Richard Kallet, MS, RRT, FAARC
Whether you’re a new therapist just beginning your career or a seasoned veteran looking back on 30 years in the profession, you’ve had to make some decisions that you knew would impact your future. It could have been deciding to go ahead and earn your RRT credential right out of school. It could have been making a choice between specializing in adult critical care or following your passion for pediatrics. It could have been taking the road less traveled and accepting a job in industry or home care.
The biggest names in respiratory care have been faced with these decisions too, and we thought it would be interesting to see what they thought was the best one they ever made and why. We’ll kick off this series with Richard Kallet, MS, RRT, FAARC, director of clinical research and quality assurance at San Francisco General Hospital in San Francisco, CA.
What was the best career decision you ever made?
Pursuing a career in clinical research.
Why was this the best career decision you ever made?
Probably the most profound impact of becoming a researcher has been on my critical thinking skills and a deep maturing in my approach to both clinical practice and in the exchange of ideas. In particular, the experience working for the NIH ARDS Network greatly opened my eyes to my own biases garnered over 20 years of prior practice. I did not believe low tidal volume ventilation in ARDS would prove effective; I did not think we could be successful using volume ventilation and without using high PEEP. On every account, objective experience proved my assumptions to be wrong.

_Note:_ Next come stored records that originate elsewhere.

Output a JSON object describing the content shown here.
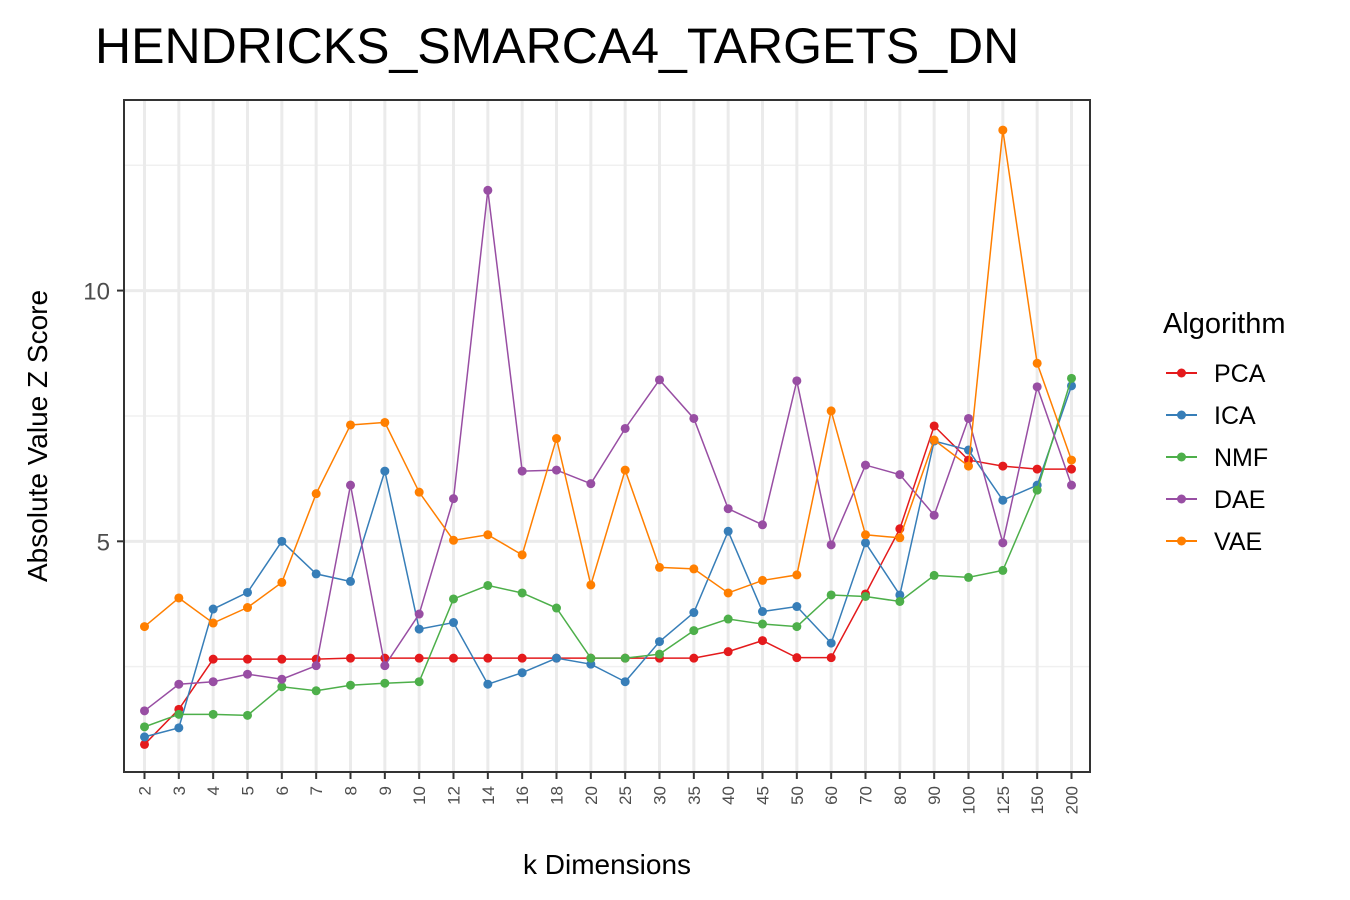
{
  "chart_data": {
    "type": "line",
    "title": "HENDRICKS_SMARCA4_TARGETS_DN",
    "xlabel": "k Dimensions",
    "ylabel": "Absolute Value Z Score",
    "categories": [
      "2",
      "3",
      "4",
      "5",
      "6",
      "7",
      "8",
      "9",
      "10",
      "12",
      "14",
      "16",
      "18",
      "20",
      "25",
      "30",
      "35",
      "40",
      "45",
      "50",
      "60",
      "70",
      "80",
      "90",
      "100",
      "125",
      "150",
      "200"
    ],
    "y_ticks": [
      5,
      10
    ],
    "y_tick_labels": [
      "5",
      "10"
    ],
    "ylim": [
      0.4,
      13.8
    ],
    "grid": true,
    "legend": {
      "title": "Algorithm",
      "position": "right"
    },
    "series": [
      {
        "name": "PCA",
        "color": "#E41A1C",
        "values": [
          0.95,
          1.65,
          2.65,
          2.65,
          2.65,
          2.65,
          2.67,
          2.67,
          2.67,
          2.67,
          2.67,
          2.67,
          2.67,
          2.67,
          2.67,
          2.67,
          2.67,
          2.8,
          3.02,
          2.68,
          2.68,
          3.95,
          5.25,
          7.3,
          6.62,
          6.5,
          6.44,
          6.44
        ]
      },
      {
        "name": "ICA",
        "color": "#377EB8",
        "values": [
          1.1,
          1.28,
          3.65,
          3.98,
          5.0,
          4.35,
          4.2,
          6.4,
          3.25,
          3.38,
          2.15,
          2.38,
          2.67,
          2.55,
          2.2,
          3.0,
          3.58,
          5.2,
          3.6,
          3.7,
          2.97,
          4.97,
          3.93,
          7.0,
          6.82,
          5.82,
          6.12,
          8.1
        ]
      },
      {
        "name": "NMF",
        "color": "#4DAF4A",
        "values": [
          1.3,
          1.55,
          1.55,
          1.53,
          2.1,
          2.02,
          2.13,
          2.17,
          2.2,
          3.85,
          4.12,
          3.97,
          3.67,
          2.67,
          2.67,
          2.75,
          3.22,
          3.45,
          3.35,
          3.3,
          3.93,
          3.9,
          3.8,
          4.32,
          4.28,
          4.42,
          6.02,
          8.25
        ]
      },
      {
        "name": "DAE",
        "color": "#984EA3",
        "values": [
          1.62,
          2.15,
          2.2,
          2.35,
          2.25,
          2.52,
          6.12,
          2.52,
          3.55,
          5.85,
          12.0,
          6.4,
          6.42,
          6.15,
          7.25,
          8.22,
          7.45,
          5.65,
          5.33,
          8.2,
          4.93,
          6.52,
          6.33,
          5.52,
          7.45,
          4.97,
          8.08,
          6.12
        ]
      },
      {
        "name": "VAE",
        "color": "#FF7F00",
        "values": [
          3.3,
          3.87,
          3.37,
          3.68,
          4.18,
          5.95,
          7.32,
          7.37,
          5.98,
          5.02,
          5.13,
          4.73,
          7.05,
          4.13,
          6.42,
          4.48,
          4.45,
          3.97,
          4.22,
          4.33,
          7.6,
          5.13,
          5.07,
          7.02,
          6.5,
          13.2,
          8.55,
          6.62
        ]
      }
    ]
  }
}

This was both a humbling, and paradoxically, liberating experience that was reinforced time and again. I have paradoxically become both more skeptical and more open to new approaches — that is only possible if one truly embraces an agnostic, empirical approach.
Pursuing my own research was a huge challenge in terms of dealing with numerous practical problems needing creative solutions and requiring improved interpersonal skills, long periods of intense work, and intense literature reviews. The people I have met and worked with have challenged and stimulated my thinking. Their company at work and socially after work or at conferences has been an immense source of joy. In the process I have traveled to places I never imagined visiting, which has opened up new worlds for me.